In a moment the storm broke. Once more she was drowned in tears. She threw herself upon him, and her arms about his neck.

“It is love!” she cried. “You are my God and my desire. I have followed you in my heart these long months—oh, how piteously! Do anything with me you will. Disbelieve me, spurn me, stamp on me—only let me love you! These months—oh, these desolate, sick months!”

She clung to him, entreating and caressing, though he muttered “For shame!” and strove to disentangle her fingers. She would not be denied in this first convulsive self-consciousness of her surrender.

“I will give myself the lie: invite the hatred and scorn of the world: swear my soul to damnation by acknowledging myself an impostor, if that will make you merciful and kind—no, not even kind, but to take me with you. I will admit I am vile in all but my love: that you tempted me unwittingly: that you had no thought of being cruel—of being anything but your own gracious self, to whom a foolish maiden’s heart fled crying because it could not help it!”

Catching glimpse in her passion of the stony impassibility of his face, she fell upon her knees, clasping her arms about him and sobbing—

“You must speak—you must speak, or I shall die! You don’t know what binds me to you. Not your love, or your respect or pity: only a little mercy—just enough, one finger held out to save me from falling into the abyss! Look here and here! Am I not white and sweet? I have cherished myself ever since you went and my heart nearly broke. I have thought all day and all night, ‘What bar to his approach can I remove if some day he shall come again?’ And when at last I saw you were returned, I would have given all the vain months of adulation for one glad word of welcome from your lips.”

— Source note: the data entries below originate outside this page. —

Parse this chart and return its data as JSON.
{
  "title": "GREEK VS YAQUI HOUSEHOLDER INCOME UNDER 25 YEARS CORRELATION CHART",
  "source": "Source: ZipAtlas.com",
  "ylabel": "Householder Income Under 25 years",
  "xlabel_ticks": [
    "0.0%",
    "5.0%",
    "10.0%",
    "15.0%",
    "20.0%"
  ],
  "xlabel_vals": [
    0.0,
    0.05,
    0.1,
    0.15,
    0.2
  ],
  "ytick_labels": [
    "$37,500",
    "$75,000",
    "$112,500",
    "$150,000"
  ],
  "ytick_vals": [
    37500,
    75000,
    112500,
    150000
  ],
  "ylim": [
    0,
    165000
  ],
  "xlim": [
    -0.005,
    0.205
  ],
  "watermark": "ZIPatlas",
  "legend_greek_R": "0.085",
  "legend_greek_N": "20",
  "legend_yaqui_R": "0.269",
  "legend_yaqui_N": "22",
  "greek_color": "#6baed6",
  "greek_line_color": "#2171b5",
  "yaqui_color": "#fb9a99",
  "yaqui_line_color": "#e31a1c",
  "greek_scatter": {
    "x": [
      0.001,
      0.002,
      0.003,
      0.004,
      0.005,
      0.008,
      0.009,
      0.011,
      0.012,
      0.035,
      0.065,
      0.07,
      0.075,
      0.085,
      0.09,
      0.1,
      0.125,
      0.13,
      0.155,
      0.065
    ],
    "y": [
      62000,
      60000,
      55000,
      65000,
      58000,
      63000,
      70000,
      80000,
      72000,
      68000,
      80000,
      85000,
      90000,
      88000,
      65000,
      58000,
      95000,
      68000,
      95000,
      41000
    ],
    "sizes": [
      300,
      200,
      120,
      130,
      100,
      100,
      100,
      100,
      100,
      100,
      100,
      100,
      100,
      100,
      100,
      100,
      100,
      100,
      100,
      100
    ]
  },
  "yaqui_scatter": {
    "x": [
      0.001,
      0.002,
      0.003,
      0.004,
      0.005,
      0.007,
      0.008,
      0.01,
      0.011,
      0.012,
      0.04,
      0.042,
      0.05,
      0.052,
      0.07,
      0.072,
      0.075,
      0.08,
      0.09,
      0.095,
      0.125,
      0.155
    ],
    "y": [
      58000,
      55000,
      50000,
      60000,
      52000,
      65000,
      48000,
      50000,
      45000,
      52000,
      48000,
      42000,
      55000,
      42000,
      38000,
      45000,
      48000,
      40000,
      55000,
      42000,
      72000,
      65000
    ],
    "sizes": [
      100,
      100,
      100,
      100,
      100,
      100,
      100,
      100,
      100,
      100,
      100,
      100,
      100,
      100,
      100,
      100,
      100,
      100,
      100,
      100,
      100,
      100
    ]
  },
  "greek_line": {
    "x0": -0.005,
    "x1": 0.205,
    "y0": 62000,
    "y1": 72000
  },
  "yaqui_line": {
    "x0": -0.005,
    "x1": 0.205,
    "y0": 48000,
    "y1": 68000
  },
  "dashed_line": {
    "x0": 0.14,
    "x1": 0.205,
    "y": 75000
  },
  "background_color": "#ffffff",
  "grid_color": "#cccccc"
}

She grovelled lower, writhing her face down into her arms.

“Only to be yours!” she moaned: “to do with as you will.”

At that at last he stooped, and dragged her forcibly to her feet. She stood before him trembling and dishevelled, and he glared at her, breathing heavily like one that had run a race.

“Before God, I never knew,” he said: “but you shame me and yourself. I will believe your story if you wish it; and what does that lead to?—that I hear you abusing the high choice of Heaven—misapplying God’s truth to the abominable sophistries of passion. Not love, but the foulest—there! I won’t shame you more. I think I have never heard such subtle blasphemy. To hope to influence me by casuistry so crooked! If you ever awakened my interest, you have lost the power for ever. Mercy! the utmost I can show you is by passing here and now out of your life——”

She broke in with an agonised cry—

Mon Dieu! Oh, my God! Not so to stultify all I have suffered and done for your sake!”

“What you have done!” he cried fiercely. “I am no party to the vile chicanery. For your sufferings—they will cease when the fuel of this passion is withdrawn. Such fires blaze up and out in a day.”

He was cruel, no doubt—crueller than he meant to be; but his heart was wrathful over the baseness of the snare set for it.

On the echo of his voice there came the sound of approaching steps up the road. He recovered his composure on the instant.

“You will have visitors,” he said. “You had best go and make yourself fit to meet them. You will know where your interests lie. For me, the most I can do is to treat all this as a mad confidence.”

He was going; but she pressed upon him, panting and desperate.

“Don’t leave me like this! There—into the bedroom, till they are gone! Monsieur, for pity’s sake! You put too much upon me. I will explain. For God’s sake, monsieur!”

He drove past her—hurried down the passage. As he neared the door, he saw the light obscured by a couple of entering figures—a complacent-smiling curé, who ushered in a fashionable pilgrim exhaling musk and tinkling with gewgaws.

Exortum est in tenebris lumen rectis,” murmured the priest as he gave place with a slight bow.

“Exactly so,” said Ned, and made his way to the road.

There he stood a moment, blinking and gulping down the fresh spring air.